但陆贾却不动,自己看了一遍后,面露疑惑:“君侯,下吏这文章,写的没错啊……”

    黑夫皱眉:“你是在装糊涂,还是在故意讽刺?”

    “不敢,文章里的形容,与当今中原形势截然相反,这是因为,下吏这文,可不是替秦始皇帝写的!”

    陆贾露出了笑,对黑夫长拜:

    “是替未来的贤君所写!”

    ……

    “未来的贤君?”

    黑夫默然片刻后,哑然失笑:“是啊,陛下雄才大略,惜乎少仁,我也希望继任的二世皇帝,是位仁君贤君啊……”

    “也罢,也罢,这文章你也不必改了,虽然现在用不上,但还是先留着吧,兴许以后,能派上用场呢?”

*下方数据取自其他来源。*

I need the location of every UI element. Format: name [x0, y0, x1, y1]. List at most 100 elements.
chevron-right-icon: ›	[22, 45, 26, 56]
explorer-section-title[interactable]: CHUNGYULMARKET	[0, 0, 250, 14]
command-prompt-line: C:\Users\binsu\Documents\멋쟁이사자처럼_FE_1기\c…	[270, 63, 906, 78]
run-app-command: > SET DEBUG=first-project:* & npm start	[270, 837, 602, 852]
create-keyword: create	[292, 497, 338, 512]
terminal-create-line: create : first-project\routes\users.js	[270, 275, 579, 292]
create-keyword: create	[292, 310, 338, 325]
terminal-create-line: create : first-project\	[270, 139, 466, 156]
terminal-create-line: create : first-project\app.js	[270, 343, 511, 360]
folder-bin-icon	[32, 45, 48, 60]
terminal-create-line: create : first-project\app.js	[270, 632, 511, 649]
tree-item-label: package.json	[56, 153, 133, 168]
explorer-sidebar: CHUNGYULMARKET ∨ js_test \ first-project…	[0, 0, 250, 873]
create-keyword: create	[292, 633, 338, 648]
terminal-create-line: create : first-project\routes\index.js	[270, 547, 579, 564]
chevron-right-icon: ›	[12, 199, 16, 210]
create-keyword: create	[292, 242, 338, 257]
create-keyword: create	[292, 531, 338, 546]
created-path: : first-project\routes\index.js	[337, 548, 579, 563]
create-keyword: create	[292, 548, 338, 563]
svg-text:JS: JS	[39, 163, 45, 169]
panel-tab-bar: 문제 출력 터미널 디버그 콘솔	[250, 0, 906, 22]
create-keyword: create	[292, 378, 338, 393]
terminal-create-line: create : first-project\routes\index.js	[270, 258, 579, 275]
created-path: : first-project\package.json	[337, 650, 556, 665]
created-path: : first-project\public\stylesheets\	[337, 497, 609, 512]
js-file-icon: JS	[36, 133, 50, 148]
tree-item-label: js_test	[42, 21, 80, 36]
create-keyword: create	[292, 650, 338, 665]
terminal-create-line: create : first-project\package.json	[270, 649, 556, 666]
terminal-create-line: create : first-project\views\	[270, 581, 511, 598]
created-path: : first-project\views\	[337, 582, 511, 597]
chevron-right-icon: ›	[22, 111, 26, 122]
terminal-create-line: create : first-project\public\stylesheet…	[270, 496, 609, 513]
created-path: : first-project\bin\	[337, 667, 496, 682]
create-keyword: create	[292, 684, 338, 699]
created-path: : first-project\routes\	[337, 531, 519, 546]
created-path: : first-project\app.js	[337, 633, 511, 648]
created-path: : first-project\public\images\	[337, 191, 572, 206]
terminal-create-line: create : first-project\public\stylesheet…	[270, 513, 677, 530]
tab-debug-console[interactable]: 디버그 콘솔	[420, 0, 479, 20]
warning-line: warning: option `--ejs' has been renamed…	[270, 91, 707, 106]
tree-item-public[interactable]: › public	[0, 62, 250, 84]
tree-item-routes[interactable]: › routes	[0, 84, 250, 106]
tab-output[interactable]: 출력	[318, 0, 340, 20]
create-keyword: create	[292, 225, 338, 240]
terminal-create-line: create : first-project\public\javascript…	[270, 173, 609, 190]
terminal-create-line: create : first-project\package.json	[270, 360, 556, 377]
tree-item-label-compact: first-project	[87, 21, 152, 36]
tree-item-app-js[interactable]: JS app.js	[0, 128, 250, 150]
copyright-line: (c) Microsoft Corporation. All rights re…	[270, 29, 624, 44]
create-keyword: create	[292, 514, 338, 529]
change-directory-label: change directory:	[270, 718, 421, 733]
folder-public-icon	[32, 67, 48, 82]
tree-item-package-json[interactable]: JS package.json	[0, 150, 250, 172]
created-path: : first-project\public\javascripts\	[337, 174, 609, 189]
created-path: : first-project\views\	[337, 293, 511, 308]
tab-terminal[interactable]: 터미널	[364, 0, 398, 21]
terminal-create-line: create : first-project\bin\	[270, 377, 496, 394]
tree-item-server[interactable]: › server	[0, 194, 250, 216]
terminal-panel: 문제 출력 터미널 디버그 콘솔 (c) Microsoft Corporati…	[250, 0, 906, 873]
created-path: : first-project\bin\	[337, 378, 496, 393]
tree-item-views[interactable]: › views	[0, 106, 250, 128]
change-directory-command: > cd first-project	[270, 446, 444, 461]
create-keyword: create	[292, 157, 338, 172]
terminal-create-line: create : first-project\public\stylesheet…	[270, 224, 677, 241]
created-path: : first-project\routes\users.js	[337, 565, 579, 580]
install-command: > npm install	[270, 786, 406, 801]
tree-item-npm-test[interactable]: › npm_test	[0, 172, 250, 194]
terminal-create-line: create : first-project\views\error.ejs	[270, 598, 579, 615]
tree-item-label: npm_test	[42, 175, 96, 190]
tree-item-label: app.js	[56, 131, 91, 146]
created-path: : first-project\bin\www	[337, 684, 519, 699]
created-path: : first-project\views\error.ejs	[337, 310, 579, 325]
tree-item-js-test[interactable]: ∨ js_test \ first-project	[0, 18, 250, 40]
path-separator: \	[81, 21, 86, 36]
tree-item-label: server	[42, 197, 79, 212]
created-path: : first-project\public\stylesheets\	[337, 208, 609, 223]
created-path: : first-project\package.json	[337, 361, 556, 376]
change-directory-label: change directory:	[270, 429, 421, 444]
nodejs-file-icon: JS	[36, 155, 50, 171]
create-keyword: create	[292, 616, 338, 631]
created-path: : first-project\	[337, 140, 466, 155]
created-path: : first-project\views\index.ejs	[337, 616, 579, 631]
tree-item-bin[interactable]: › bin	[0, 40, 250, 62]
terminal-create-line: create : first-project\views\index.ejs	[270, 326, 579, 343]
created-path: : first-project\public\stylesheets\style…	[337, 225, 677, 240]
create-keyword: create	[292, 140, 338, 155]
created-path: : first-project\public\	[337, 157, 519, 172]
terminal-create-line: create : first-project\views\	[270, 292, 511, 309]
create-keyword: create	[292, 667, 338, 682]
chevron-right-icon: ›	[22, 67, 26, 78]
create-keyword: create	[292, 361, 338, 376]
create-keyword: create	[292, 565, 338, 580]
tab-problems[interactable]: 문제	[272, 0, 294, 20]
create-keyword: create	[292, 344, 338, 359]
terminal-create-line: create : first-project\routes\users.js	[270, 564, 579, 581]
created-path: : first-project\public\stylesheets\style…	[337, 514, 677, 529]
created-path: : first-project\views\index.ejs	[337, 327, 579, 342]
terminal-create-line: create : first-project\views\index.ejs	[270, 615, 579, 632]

    言罢,黑夫让陆贾退下,但却又立刻叫住了他,问了一句话。

    “陆贾,儒家所言的天命,究竟是什么?”

    原本为自己的大胆有些忐忑,但不将话说完,又一些不甘的陆贾眼睛一亮,立刻道:

    “敢言于君侯,命者,人所禀受,若贵贱夭寿之属也。对人而言,天命就是其生死存亡、富贵贫贱,这一切,皆与高悬于天的天命有关!故子夏言,死生有命,富贵在天!”

    “死生有命,富贵在天?”

    黑夫咀嚼着这句话:“如此说来,我还是更欣赏墨者的《非命》,你应听说过我的那句话吧?公侯将相,宁有种乎?事在人为,不名一文的小兵,也有可能变成将军!”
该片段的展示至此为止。